Status Report
why dont i have a valentine?
I think it is only fair to let you know what is happening in my love life before I start giving unsolicited opinions about love and relationships. You deserve to know my qualifications, or in this case, my lack of qualifications.
Unfortunately, there is nothing to report.
I will not get too deep into it, but my being single is a combination of many things. A huge one is that I am simply not ready. And honestly, that excuse does not even fully convince me. Even in my state of unreadiness, I am making no real preparations to be ready. It is less about readiness and more about the fact that I have not met someone who makes me want to commit. I know that sounds harsh, but it is the truth. I have not met anyone who has given me a reason to want to build something real. A relationship feels far off. I have not been in love in a long time.
Some people might argue that my inactivity is because the dating streets are chaotic and filled with warlocks who desecrate love. I am admittedly a lover girl. I do have standards. They are probably not even what you think, and they apply to me as well, though maybe not perfectly. Still, I refuse to compromise on certain things I expect from a partner.
I also do not really believe in preparing for love like it is an exam. When you meet your person, or your people if you are poly, you just know. Yes, you should feel somewhat stable in your life. Yes, readiness matters. But when you are truly in love with someone, and you know it is not unrequited, does readiness even matter as much? If the other person is willing to take that leap with you, does it matter if your life is not perfectly arranged?
To me, the love of your life should be someone whose absence feels worse than their presence in your incomplete life. That is what I want. And since I have not felt that with anyone, I suppose I will be single for a while. Honestly, I do not mind.

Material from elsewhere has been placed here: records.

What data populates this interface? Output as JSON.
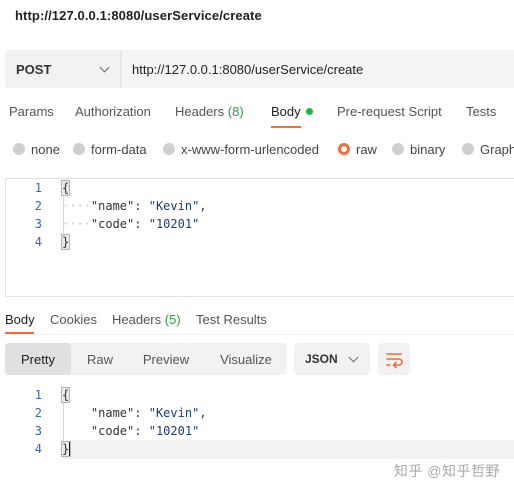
{
  "request": {
    "title": "http://127.0.0.1:8080/userService/create",
    "method": "POST",
    "url": "http://127.0.0.1:8080/userService/create"
  },
  "request_tabs": [
    {
      "label": "Params"
    },
    {
      "label": "Authorization"
    },
    {
      "label": "Headers",
      "badge": "(8)"
    },
    {
      "label": "Body",
      "active": true
    },
    {
      "label": "Pre-request Script"
    },
    {
      "label": "Tests"
    }
  ],
  "body_types": [
    {
      "label": "none"
    },
    {
      "label": "form-data"
    },
    {
      "label": "x-www-form-urlencoded"
    },
    {
      "label": "raw",
      "selected": true
    },
    {
      "label": "binary"
    },
    {
      "label": "Graph"
    }
  ],
  "request_body": {
    "line_numbers": [
      "1",
      "2",
      "3",
      "4"
    ],
    "open_brace": "{",
    "close_brace": "}",
    "fields": [
      {
        "key": "\"name\"",
        "value": "\"Kevin\"",
        "trail": ","
      },
      {
        "key": "\"code\"",
        "value": "\"10201\"",
        "trail": ""
      }
    ]
  },
  "response_tabs": [
    {
      "label": "Body",
      "active": true
    },
    {
      "label": "Cookies"
    },
    {
      "label": "Headers",
      "badge": "(5)"
    },
    {
      "label": "Test Results"
    }
  ],
  "view_modes": [
    {
      "label": "Pretty",
      "active": true
    },
    {
      "label": "Raw"
    },
    {
      "label": "Preview"
    },
    {
      "label": "Visualize"
    }
  ],
  "format_select": {
    "value": "JSON"
  },
  "response_body": {
    "line_numbers": [
      "1",
      "2",
      "3",
      "4"
    ],
    "open_brace": "{",
    "close_brace": "}",
    "fields": [
      {
        "key": "\"name\"",
        "value": "\"Kevin\"",
        "trail": ","
      },
      {
        "key": "\"code\"",
        "value": "\"10201\"",
        "trail": ""
      }
    ]
  },
  "watermark": "知乎 @知乎哲野",
  "colors": {
    "accent": "#f26b3a",
    "status_dot": "#22b14c",
    "line_number": "#3a63a8"
  },
  "icons": {
    "method_dropdown": "chevron-down-icon",
    "wrap": "wrap-lines-icon"
  }
}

I am not without fault. I rarely let my interactions get too personal. I talk to people long enough for them to form an attachment, but not long enough for me to. If I like someone and realize I cannot have them in the way I want, I disappear. It is a bad habit.
Case in point, someone I met in 2024. I liked him. We talked, we kissed, we enjoyed each other. But we were not in the same place in life, and that difference showed up everywhere. Nothing concrete could have come from it. Normally, I would have been fine keeping it casual. But that is not what I want anymore. So I removed him from my life. We never had a dramatic conversation about it. I doubt he even noticed.
I am slightly ashamed to admit that this has happened more than once, though not always for the same reason. Sometimes it was distance. Other times it was simple misalignment. For a while, I felt embarrassed by the number of almosts I could have had. All those could have been stories. But I do not beat myself up about it the way I used to. Not every connection is meant to become a commitment, and not every exit is a failure.
Dating in your twenties is strange (and I know it’ll only get stranger from here). There are people you want deeply but cannot build with. There are people who are not evil, just not aligned. Sometimes there is no spark beyond the physical. My rule is simple. If someone clearly fits in one category, do not force them into another.
So what is the real problem with dating right now?
People are lying.
They lie to others, and they lie to themselves. You meet someone you genuinely like and would explore something serious with, but they say they only want sex. Instead of being honest about wanting more, you shrink yourself and pretend you are fine with less. Now you are in an unrequited situation you built yourself.
Or the opposite happens. You meet someone, and you only want something physical. There is nothing wrong with that if you communicate it clearly. But the other person wants a relationship. They tell you that. Instead of walking away because you do not want to seem cruel, you play along just long enough to get what you want. That is where things become unfair.
Dating feels insane because honesty feels rare.
Part of my New Year’s resolution is to actually try. Not in a desperate way. Not in a performative way. I mean, truly trying to connect with people. Giving situations a fair chance. Being honest about what I want and allowing other people to do the same.
So that is my status report. No Valentine. No tragic heartbreak. Just standards, self-awareness, and a commitment to stop lying to myself.
Maybe next year the report will be different. Or maybe not. Either way, at least it will be honest.